Beckwith explores the obverse side of the tolerance paradox by arguing that to be tolerant of others in moral debate, one must first be an absolutist. Arguing from a major dictionary definition of tolerance, Beckwith asserts, “tolerance, then involved permitting or allowing a conduct or point of view you think is wrong while respecting the person in the process. Notice that we cannot tolerate others unless we disagree with them. We don’t tolerate people who share our views. Instead, tolerance is reserved for those we think are wrong.”18
In his other volume, Beckwith refines his point: “Tolerance presupposes a moral judgment of another’s viewpoint. That is to say, I can only be tolerant of those ideas that I think are mistaken. I am not tolerant of that with which I agree; I embrace it. And I am not tolerant of that for which I have no interest (e.g., European professional soccer); I merely have benign neglect for it. (That is, I don’t care one way or another.)”19
The problem, then, is this. To be tolerant, I must first believe something is right or wrong, but to believe something is right or wrong implies some kind of definite standard that reveals the rightness or wrongness of the issue in question. On the basis of Beckwith’s observations, it seems that the moral relativist is, in reality, a closet moral absolutist, making moral judgments of others’ views based on fixed standards of good and evil as defined by moral relativism.

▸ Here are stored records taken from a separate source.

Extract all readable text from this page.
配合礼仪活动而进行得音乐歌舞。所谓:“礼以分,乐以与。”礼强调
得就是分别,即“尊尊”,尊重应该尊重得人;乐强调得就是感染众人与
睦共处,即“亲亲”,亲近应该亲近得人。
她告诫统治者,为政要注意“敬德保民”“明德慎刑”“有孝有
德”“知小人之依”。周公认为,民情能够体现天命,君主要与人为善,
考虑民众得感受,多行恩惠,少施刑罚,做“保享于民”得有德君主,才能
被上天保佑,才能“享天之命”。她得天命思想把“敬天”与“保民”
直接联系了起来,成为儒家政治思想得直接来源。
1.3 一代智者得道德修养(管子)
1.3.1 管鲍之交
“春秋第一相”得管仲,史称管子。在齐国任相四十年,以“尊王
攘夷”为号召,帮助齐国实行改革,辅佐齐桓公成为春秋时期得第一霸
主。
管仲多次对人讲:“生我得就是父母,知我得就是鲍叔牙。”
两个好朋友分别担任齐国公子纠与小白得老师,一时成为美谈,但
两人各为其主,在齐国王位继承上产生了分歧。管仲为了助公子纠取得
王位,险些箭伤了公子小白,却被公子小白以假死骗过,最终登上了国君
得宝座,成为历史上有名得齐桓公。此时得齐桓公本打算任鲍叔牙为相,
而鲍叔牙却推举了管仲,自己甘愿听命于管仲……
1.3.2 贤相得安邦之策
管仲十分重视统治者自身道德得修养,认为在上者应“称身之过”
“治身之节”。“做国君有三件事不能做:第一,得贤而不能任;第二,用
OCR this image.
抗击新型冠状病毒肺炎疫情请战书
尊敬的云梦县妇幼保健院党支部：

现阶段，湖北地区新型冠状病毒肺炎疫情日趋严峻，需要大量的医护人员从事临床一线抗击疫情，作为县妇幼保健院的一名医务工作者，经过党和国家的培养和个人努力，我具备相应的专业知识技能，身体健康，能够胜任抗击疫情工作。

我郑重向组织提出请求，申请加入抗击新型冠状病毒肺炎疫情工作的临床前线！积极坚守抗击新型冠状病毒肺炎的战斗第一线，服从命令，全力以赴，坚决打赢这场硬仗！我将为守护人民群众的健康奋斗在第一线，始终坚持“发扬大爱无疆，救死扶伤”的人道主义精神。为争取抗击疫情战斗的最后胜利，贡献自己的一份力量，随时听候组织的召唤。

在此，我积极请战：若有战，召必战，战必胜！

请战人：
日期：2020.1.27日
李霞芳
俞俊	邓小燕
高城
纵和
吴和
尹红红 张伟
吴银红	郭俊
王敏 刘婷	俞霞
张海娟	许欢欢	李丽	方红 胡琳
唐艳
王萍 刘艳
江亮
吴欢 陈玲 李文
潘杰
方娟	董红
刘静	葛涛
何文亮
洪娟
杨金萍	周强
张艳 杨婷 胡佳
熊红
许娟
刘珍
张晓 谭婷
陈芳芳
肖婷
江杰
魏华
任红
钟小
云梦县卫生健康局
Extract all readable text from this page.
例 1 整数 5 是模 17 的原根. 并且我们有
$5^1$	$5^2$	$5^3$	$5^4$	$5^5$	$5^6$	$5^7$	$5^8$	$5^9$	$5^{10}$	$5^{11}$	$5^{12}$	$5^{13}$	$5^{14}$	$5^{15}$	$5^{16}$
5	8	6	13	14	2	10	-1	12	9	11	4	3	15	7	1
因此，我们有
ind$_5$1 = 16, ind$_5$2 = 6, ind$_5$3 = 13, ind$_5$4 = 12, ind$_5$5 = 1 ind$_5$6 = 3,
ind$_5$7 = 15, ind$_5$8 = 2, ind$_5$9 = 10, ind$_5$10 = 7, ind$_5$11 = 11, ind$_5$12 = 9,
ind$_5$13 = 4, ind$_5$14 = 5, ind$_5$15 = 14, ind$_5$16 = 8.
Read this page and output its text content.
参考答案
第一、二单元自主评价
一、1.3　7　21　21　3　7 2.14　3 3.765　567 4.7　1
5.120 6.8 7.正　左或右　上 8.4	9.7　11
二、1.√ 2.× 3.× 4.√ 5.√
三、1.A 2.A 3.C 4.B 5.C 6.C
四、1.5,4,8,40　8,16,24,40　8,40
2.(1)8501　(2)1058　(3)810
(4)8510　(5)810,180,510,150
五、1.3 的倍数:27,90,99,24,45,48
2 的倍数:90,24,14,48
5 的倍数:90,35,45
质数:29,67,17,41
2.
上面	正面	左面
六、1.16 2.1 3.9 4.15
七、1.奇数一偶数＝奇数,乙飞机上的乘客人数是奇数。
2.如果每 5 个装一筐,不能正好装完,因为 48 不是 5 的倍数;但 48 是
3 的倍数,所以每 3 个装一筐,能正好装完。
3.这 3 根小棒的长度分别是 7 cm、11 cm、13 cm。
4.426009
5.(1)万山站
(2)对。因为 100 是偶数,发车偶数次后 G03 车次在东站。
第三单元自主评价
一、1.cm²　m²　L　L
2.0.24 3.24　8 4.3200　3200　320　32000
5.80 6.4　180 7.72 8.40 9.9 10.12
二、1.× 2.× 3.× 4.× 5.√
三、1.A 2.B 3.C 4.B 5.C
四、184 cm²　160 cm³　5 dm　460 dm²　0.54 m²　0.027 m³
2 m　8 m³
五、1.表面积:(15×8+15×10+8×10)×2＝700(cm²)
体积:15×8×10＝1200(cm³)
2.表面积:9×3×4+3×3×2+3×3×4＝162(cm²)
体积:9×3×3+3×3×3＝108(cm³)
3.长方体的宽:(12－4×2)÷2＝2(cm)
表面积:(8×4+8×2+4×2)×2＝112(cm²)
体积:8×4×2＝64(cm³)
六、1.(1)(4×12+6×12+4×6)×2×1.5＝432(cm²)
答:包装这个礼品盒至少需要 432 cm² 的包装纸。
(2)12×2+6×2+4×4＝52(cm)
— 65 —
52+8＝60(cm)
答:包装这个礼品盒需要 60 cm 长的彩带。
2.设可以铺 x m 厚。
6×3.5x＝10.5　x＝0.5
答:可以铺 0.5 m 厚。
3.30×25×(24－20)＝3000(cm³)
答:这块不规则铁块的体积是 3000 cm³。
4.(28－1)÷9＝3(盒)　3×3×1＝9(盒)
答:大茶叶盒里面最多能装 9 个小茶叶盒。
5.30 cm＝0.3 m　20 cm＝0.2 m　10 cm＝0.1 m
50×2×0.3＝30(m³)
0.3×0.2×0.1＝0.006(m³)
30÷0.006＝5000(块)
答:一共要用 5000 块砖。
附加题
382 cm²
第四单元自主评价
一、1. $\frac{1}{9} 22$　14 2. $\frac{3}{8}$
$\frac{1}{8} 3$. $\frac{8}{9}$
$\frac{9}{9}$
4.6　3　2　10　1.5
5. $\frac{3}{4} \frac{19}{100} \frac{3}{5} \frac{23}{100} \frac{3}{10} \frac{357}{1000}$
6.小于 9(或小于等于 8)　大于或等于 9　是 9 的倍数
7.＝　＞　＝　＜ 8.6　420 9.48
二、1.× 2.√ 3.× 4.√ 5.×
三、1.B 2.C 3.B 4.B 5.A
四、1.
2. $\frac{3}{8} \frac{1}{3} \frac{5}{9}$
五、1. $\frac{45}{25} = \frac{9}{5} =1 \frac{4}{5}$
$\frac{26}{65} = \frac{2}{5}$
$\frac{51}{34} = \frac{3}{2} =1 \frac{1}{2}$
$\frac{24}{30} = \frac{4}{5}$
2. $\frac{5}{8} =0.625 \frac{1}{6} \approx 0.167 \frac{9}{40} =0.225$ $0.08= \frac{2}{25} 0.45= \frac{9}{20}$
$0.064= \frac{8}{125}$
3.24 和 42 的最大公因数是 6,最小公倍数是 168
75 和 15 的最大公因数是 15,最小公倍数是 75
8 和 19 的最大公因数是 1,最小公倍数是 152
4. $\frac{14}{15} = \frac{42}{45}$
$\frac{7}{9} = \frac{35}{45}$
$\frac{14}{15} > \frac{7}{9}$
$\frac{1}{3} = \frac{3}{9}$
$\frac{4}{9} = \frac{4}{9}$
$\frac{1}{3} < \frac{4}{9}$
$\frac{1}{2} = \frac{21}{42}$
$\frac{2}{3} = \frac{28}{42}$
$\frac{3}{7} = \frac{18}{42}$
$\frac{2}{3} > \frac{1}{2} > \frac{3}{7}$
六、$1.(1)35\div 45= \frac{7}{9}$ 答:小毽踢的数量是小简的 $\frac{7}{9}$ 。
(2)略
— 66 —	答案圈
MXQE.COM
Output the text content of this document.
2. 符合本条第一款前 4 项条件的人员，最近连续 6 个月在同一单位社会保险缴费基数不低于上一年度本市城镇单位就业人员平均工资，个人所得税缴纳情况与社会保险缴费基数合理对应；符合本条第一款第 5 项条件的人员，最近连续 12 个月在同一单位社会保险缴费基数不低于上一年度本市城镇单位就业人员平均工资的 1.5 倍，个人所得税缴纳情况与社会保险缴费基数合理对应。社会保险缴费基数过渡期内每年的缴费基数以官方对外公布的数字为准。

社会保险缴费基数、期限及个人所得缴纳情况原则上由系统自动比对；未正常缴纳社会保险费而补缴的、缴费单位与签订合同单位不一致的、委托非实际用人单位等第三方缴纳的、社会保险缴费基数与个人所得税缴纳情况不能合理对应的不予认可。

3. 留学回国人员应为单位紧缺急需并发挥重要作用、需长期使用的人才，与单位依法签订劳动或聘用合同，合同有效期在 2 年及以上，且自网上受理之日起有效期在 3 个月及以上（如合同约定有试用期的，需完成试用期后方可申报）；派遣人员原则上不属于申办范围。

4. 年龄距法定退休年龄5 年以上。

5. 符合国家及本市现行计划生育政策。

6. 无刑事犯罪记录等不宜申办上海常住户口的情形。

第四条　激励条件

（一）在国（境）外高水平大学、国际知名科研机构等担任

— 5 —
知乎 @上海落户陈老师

It thus seems impossible to avoid espousing fixed, absolute moral standards in some form or other, and hence the reversal is now complete. In order to be tolerant, one must first have clear, defined standards to know whom to tolerate. Relativism along with its moral norm of tolerance together become entrenched, fixed markers of identity, thus creating boundaries with which to determine who is included in the ranks of the faithful and who is not.
Similarly, when a proposed moral norm like inclusiveness or tolerance becomes the litmus test of identity, such an issue becomes invested, not only with the absolute of a fixed standard, but also with a quasi-political nature that, like medieval church power, seeks to oppress or eliminate dissidence. A crusade mentality is easily inculcated, fostering a fundamental exclusion of contradictory views, relegating them to inferior status. Therefore, for inclusiveness to achieve its stated purpose, there must be some other basis of identity that allows us to recognize who is not part of our “fold” so that we can reach out inclusively. The paradox, then, is that we must have a clear, exclusive identity based in something other than inclusiveness, in order to be inclusive.
__________12. Francis J. Beckwith, Defending Life: A Moral and Legal Case Against Abortion Choice (New York: Cambridge University Press, 2007), p. 3.
13. Ibid., p. 11.
14. Francis J. Beckwith and Gregory Koukl, Relativism: Feet Planted Firmly in Mid-Air (Grand Rapids, Mich.: Baker, 1998), p. 69.
15. Beckwith, Defending Life, op cit., pp. 13, 14, italics in original.
16. Beckwith, Relativism, op cit., p. 149.
17. Beckwith, Defending Life, op cit., p. 14, italics in original.
18. Beckwith, Relativism, op cit., p. 149.
19. Beckwith, Defending Life, op cit., p. 12.